Hirst later described Hillman as “one of the most remarkable vocalists in the country. When Bones goes up to a microphone he hits the note right-on every time, 365 days of the year, a beautifully formed, rounded note”. Garrett was a character singer, with his own inimitable style, but the combination of Hirst’s and Hillman’s backing vocals added high harmonies, depth and even a sweetness to the band’s sound.

That sweetness was first heard on Blue Sky Mine: that’s Hirst and Hillman together singing “There’ll be food on the table tonight / There’ll be pay in your pocket tonight”, the vocal hook leading off the song. And it’s Hillman singing the high backing vocals in One Country, too. From that album on, Hillman’s voice became an intrinsic part of the band’s sound that will be hard to replace.

But Hillman’s personality is irreplaceable. When he first joined the band, Hirst told band biographer Michael Lawrence, “the brief was one-third bass player, one-third singer and one-third all-round easy-going guy who you’d want on the bus telling jokes and making what is essentially a serious band laugh … Bones has the ability to meet strangers and within seconds they just love him to death. I have never seen him make an enemy with anyone.”

Likewise, in his own memoir, Garrett said Hillman “lightened the mood in the camp.
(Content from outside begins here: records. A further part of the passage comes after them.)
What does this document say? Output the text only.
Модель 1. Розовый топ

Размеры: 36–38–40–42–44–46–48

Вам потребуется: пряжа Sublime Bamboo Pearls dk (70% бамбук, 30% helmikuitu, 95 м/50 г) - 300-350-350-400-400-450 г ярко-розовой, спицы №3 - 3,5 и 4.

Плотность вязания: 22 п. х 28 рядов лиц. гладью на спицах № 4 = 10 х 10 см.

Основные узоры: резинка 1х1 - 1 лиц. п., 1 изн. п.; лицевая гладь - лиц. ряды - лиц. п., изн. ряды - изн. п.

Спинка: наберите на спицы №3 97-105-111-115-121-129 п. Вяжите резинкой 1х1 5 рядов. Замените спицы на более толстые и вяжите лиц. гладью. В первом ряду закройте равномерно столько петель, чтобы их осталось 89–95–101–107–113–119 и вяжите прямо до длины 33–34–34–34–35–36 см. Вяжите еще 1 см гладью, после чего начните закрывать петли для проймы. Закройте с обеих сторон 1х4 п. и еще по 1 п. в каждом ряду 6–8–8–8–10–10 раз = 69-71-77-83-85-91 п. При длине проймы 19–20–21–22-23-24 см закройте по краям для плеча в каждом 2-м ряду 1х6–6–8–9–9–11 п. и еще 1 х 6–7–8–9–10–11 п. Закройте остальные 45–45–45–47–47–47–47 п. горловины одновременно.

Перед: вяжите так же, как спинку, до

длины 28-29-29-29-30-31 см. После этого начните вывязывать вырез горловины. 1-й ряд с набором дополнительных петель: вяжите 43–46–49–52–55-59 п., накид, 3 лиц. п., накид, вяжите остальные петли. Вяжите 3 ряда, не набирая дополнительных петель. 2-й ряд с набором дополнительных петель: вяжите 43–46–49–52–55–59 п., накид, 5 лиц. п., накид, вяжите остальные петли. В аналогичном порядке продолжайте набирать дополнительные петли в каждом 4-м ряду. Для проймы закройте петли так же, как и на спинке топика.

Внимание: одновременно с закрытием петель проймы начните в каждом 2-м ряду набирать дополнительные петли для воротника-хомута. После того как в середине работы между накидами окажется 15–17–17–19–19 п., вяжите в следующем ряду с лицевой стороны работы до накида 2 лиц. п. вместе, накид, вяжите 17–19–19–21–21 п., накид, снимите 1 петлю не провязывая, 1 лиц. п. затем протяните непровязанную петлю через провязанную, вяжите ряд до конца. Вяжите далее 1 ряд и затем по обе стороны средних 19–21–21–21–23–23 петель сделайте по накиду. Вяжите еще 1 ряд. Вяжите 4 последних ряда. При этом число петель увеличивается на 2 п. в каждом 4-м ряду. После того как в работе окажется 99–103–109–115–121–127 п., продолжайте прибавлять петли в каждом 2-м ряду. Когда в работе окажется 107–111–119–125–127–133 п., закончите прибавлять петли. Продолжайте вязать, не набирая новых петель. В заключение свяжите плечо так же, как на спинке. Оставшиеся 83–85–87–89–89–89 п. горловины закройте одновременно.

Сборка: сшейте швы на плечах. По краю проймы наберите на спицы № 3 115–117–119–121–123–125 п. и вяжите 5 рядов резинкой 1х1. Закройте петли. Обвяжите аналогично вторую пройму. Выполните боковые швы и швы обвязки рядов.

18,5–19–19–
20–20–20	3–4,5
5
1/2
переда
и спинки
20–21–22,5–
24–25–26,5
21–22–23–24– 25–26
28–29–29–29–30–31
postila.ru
Unlike the rest of us, Bones – single and without kids – was happiest on tour”. Occasionally, Hirst said, Bones’ lighter side could manifest as another character known as Terry: “Terry is the guy with his trousers around his ankles in a Finnish nightclub, gyrating and singing.” Without his warmth and humour, Midnight Oil may not have stayed together as long as they did.

After the band’s long hiatus following Garrett’s departure to pursue a career in federal politics, Hillman returned to New Zealand for five years. He later relocated to Nashville, becoming a highly regarded session player, contributing to albums by Sheryl Crow and many others before rejoining Midnight Oil upon their resumption in 2017. He is survived by his partner Denise.